Apart from overcrowding and bed shortage, hospitals struggle with staff shortfalls, absenteeism, little accountability, infrastructure challenges, touts, and erratic supply of essential medicines and diagnostic tests.
Then there is the issue of families who accompany the ailing and make hospitals and their surroundings their home.
Delhi has 48,096 beds in gover nment facilities, 40% of which at any given time in larger hospitals such as AIIMS, Safdarjung, Lok Nayak and GTB are occupied by poor patients from other states.
With no place to live, they are forced to make pavements, flyovers and hospital compounds their temporary homes, where they battle disease, poverty and Delhi’s extreme weather.
By allocating Rs 4,787 crore to health in its maiden budget, a healthy jump of about 45% over last year’s Rs 2,724 crore, the Kejriwal government has placed health high on its agenda.
A part of the money will go towards building three new hospitals that will add 1,800 beds over the next two years.
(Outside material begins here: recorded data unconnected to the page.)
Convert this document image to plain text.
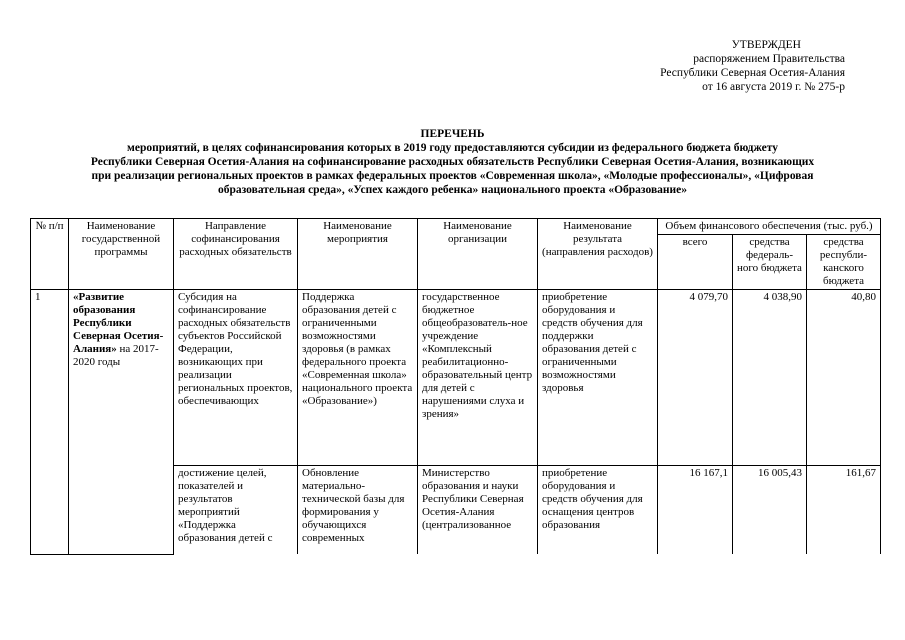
УТВЕРЖДЕН
распоряжением Правительства
Республики Северная Осетия-Алания
от 16 августа 2019 г. № 275-р
ПЕРЕЧЕНЬ
мероприятий, в целях софинансирования которых в 2019 году предоставляются субсидии из федерального бюджета бюджету
Республики Северная Осетия-Алания на софинансирование расходных обязательств Республики Северная Осетия-Алания, возникающих
при реализации региональных проектов в рамках федеральных проектов «Современная школа», «Молодые профессионалы», «Цифровая
образовательная среда», «Успех каждого ребенка» национального проекта «Образование»
№ п/п	Наименование государственной программы	Направление софинансирования расходных обязательств	Наименование мероприятия	Наименование организации	Наименование результата (направления расходов)	Объем финансового обеспечения (тыс. руб.)		
						всего	средства федераль-ного бюджета	средства республи-канского бюджета
1	«Развитие образования Республики Северная Осетия-Алания» на 2017-2020 годы	Субсидия на софинансирование расходных обязательств субъектов Российской Федерации, возникающих при реализации региональных проектов, обеспечивающих	Поддержка образования детей с ограниченными возможностями здоровья (в рамках федерального проекта «Современная школа» национального проекта «Образование»)	государственное бюджетное общеобразователь-ное учреждение «Комплексный реабилитационно-образовательный центр для детей с нарушениями слуха и зрения»	приобретение оборудования и средств обучения для поддержки образования детей с ограниченными возможностями здоровья	4 079,70	4 038,90	40,80
		достижение целей, показателей и результатов мероприятий «Поддержка образования детей с	Обновление материально-технической базы для формирования у обучающихся современных	Министерство образования и науки Республики Северная Осетия-Алания (централизованное	приобретение оборудования и средств обучения для оснащения центров образования	16 167,1	16 005,43	161,67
Funds will also go towards upgrade and expansion of 11 hospitals, which will get 4,000 more beds.
Delhi has 2.7 hospital beds per 1,000 population compared to the national average of one bed per 2,000 people. The World Health Organisation recommends five hospital beds per 1,000 people.
“Unless staff shortfalls are met and hospitals better managed, building new ones and adding beds will not solve the problem,” said a resident doctor at GTB. The doctor had joined colleagues across the city when they struck work in the last week of June, demanding better salaries and improved facilities.